Bize göre âyetin bu şekilde anlaşılması yanlıştır. Çünkü bu sûrenin indiği dönemde namaz ile ilgili herhangi bir emir ve yaptırım söz konusu değildir. Zaten henüz inanmamış kimselere, "namaz kıl" demenin de bir mantığı yoktur. Âyetin doğru anlaşılabilmesi için önce sözcüklerin doğru anlamlarının bilinmesi gerektiğinden, rükû sözcüğü için Lisânü'l-Arab'a başvurulmuş ve aşağıdaki anlamlara ulaşılmıştır:
"1) الرّكوع [rükû], "hudû" [eğilmek, bükülmek, küçülmek, tam teslim olup itaat etmek, sözü yumuşatmak; kibar, tatlı söylemek] demektir.
2) Rükû, "inhina" [iki büklüm olmak] demektir. Yaşlılıktan beli bükülmüş ihtiyarlara rakea'ş-şeyhu [ihtiyar iki büklüm oldu] denir.

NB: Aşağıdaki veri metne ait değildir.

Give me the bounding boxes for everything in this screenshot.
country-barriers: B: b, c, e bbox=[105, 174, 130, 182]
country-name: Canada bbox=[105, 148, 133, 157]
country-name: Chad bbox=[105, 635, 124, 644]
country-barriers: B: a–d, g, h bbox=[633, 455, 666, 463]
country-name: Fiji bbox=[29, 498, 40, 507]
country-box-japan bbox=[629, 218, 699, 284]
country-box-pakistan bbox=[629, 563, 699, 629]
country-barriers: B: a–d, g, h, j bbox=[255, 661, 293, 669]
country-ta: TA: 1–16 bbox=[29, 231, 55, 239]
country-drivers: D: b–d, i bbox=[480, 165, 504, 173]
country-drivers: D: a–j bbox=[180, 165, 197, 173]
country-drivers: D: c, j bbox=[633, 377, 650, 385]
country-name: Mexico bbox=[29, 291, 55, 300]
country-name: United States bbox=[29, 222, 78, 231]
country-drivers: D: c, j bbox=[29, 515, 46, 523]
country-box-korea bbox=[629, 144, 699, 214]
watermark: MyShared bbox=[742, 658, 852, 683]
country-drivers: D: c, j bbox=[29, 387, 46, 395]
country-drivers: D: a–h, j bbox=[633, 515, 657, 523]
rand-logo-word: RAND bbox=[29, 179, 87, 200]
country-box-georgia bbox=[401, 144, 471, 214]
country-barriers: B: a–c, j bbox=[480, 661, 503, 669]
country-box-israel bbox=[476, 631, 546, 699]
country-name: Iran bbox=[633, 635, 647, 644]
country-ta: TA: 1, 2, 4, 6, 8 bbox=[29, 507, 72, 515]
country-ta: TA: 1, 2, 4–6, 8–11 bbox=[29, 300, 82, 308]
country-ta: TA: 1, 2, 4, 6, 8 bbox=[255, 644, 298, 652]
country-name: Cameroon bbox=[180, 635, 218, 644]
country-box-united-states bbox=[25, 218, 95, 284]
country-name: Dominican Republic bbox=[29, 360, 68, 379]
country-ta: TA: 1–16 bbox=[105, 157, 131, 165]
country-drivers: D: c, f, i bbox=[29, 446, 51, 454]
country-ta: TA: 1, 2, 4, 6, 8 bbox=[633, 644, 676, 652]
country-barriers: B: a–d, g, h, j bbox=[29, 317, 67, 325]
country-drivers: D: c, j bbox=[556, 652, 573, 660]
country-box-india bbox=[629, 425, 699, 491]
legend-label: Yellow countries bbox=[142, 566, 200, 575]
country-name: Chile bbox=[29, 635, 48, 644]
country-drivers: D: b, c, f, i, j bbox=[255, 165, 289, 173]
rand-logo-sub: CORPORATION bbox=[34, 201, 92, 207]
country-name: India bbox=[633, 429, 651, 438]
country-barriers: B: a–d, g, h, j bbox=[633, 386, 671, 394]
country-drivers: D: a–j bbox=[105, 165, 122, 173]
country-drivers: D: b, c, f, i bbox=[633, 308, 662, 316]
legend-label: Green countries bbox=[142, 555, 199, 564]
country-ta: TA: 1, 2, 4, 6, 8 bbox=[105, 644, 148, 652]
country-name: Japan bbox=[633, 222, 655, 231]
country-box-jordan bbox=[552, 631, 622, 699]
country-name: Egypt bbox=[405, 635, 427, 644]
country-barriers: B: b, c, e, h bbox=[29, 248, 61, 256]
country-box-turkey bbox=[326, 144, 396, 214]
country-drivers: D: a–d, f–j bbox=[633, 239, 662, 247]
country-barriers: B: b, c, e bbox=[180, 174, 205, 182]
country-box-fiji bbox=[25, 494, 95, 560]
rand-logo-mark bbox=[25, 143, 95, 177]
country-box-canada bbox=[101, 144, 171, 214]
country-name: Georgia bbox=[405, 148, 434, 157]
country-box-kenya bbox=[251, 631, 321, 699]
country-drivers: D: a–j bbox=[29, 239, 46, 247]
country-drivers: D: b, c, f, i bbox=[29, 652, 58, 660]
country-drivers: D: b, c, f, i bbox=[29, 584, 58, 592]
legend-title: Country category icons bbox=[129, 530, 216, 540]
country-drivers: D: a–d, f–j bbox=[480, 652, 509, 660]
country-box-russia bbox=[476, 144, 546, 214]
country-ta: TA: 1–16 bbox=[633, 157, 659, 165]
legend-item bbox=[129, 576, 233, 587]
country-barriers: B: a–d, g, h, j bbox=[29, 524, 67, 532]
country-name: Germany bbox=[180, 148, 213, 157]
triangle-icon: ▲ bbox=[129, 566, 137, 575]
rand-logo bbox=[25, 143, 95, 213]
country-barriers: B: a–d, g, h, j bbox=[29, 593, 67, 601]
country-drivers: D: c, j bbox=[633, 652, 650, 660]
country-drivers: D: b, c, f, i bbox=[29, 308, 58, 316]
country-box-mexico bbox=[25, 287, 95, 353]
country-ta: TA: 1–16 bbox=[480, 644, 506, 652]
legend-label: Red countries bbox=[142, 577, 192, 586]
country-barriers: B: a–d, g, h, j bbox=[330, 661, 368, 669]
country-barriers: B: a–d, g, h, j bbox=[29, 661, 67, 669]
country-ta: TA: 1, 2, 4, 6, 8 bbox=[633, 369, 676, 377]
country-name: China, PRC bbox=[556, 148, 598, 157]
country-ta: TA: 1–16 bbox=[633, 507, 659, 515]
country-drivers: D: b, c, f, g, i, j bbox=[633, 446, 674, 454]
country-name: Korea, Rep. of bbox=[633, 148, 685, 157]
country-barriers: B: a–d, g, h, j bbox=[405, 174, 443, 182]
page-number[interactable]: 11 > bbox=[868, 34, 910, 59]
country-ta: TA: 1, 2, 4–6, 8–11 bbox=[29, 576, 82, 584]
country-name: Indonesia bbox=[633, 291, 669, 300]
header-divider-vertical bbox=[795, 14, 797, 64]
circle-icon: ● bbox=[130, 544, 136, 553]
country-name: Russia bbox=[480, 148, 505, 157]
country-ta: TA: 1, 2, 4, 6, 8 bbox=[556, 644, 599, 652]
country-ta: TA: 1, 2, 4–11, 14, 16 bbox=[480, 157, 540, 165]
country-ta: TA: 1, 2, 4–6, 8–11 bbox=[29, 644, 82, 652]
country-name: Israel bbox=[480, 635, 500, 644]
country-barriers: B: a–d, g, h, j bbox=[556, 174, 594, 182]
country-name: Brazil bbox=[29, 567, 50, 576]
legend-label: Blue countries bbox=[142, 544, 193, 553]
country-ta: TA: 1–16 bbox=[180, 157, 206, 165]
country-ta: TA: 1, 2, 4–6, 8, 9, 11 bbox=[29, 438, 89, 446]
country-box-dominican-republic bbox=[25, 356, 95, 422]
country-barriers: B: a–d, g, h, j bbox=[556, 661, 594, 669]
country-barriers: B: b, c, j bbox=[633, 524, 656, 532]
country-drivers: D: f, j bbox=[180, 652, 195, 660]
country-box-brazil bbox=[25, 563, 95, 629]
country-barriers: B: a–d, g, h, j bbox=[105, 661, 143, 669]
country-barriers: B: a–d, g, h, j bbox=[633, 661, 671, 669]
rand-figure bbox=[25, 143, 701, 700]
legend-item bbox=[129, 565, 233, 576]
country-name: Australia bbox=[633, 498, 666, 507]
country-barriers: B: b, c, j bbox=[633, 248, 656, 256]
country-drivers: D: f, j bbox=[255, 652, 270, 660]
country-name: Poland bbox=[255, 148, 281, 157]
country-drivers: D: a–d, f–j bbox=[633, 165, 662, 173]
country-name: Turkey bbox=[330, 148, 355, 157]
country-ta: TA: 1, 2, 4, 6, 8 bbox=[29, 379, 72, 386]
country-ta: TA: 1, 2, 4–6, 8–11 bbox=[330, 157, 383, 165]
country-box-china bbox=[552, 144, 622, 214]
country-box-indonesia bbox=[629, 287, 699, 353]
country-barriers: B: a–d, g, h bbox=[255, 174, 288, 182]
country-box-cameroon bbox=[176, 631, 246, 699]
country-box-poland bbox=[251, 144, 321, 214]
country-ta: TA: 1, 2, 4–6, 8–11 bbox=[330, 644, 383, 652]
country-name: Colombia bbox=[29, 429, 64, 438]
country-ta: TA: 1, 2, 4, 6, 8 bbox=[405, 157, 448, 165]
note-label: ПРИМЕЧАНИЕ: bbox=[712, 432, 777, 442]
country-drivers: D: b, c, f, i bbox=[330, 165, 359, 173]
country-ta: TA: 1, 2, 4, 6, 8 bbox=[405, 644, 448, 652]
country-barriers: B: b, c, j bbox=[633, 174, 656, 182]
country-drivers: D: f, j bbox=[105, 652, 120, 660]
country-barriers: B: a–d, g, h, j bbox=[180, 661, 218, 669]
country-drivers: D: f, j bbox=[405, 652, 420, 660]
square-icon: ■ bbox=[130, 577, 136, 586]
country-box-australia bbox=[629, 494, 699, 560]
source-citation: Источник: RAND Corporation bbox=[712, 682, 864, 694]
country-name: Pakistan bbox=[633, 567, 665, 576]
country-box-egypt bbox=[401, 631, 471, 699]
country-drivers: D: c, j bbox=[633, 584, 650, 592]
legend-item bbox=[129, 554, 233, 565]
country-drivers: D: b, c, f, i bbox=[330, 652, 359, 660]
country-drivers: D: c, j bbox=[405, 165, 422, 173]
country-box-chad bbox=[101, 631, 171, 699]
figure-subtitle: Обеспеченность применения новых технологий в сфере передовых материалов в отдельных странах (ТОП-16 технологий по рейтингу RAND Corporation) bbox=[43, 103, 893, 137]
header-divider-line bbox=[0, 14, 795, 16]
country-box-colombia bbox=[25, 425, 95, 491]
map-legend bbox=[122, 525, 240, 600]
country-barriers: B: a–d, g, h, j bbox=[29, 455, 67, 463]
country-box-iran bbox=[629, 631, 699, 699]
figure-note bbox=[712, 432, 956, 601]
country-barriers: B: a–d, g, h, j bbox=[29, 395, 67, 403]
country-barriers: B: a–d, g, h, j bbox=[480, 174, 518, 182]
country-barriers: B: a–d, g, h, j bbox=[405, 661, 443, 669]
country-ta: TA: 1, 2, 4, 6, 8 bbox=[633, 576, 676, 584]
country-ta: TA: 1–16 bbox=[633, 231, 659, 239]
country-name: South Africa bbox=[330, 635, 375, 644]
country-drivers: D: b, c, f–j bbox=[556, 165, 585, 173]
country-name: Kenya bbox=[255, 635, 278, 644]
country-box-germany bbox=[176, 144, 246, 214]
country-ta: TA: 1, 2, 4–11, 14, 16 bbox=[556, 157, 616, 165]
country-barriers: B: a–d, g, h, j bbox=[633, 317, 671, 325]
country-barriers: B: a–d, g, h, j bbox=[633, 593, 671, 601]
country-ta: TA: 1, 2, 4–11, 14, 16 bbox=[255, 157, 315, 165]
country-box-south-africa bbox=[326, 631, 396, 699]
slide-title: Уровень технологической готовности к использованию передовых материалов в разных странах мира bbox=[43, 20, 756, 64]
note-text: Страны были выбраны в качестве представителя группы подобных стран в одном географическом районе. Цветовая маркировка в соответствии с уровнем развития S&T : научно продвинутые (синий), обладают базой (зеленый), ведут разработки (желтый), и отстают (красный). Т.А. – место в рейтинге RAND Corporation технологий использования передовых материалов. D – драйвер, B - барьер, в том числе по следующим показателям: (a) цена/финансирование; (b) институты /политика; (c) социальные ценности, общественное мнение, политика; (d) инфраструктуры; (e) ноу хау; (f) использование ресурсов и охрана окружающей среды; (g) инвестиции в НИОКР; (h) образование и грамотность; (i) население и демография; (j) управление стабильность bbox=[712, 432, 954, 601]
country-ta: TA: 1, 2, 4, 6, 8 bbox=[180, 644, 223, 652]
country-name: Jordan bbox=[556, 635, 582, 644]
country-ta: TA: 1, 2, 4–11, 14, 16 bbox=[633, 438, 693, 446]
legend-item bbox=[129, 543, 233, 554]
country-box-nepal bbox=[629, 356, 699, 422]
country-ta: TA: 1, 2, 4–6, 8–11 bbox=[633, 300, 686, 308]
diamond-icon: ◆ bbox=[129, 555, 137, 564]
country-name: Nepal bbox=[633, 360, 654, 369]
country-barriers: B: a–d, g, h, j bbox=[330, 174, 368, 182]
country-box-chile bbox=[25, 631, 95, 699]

3) Rükû, "zengin kimsenin sonradan fakirleşmesi" demektir ("beli kırılmak" deyimine eş bir anlam).
4) Rükû, "putlara tapmayıp Allah'a boyun eğmek" [haniflik etmek] demektir. Câhiliye Arapları, aralarında puta tapmayıp yalnızca Allah'a tapanlara, raki [rükû eden] ve rakea ilellâh [Allah'a rükû etti] derlerdi. [ Lisânü'l-Arab; c. 4, s. 232-233; "Rakea" mad.]
Bize göre 4. maddedeki anlam, âyetin en doğru şekilde anlaşılmasını sağlayan anlamdır. Bu durumda âyetin şu şekillerde çevrilmesi mümkündür: "Onlara, "Hanifler olun" [puta tapmayın, tek Allah'a tapın]! denildiği zaman hanif olmazlar" veya "Onlara, "Hakka teslim olup itaat edin" denildiği zaman hakka teslim olup itaat etmezler."
Bu yargıdan sonra yine, O günü yalanlayanların vay hâline denerek yalanlayıcılara, onuncu ve sonuncu tehdit gösterilmiştir. Buna göre onlara âdeta şunlar söylenmek istenmiştir: "Siz dünyayı ve onun lezzetlerini seviyordunuz. Ama iman edip yaratıcınıza hizmetten yüz çevirmeseydiniz, O'na boyun eğseydiniz ve bu imanınızın yanı sıra dünyevî lezzetleri isteme ve bilmeden çeşitli günahlar işleme durumunda kalsaydınız, cehennem azabından kurtulma ve mükâfaat elde etme ümidiniz olurdu."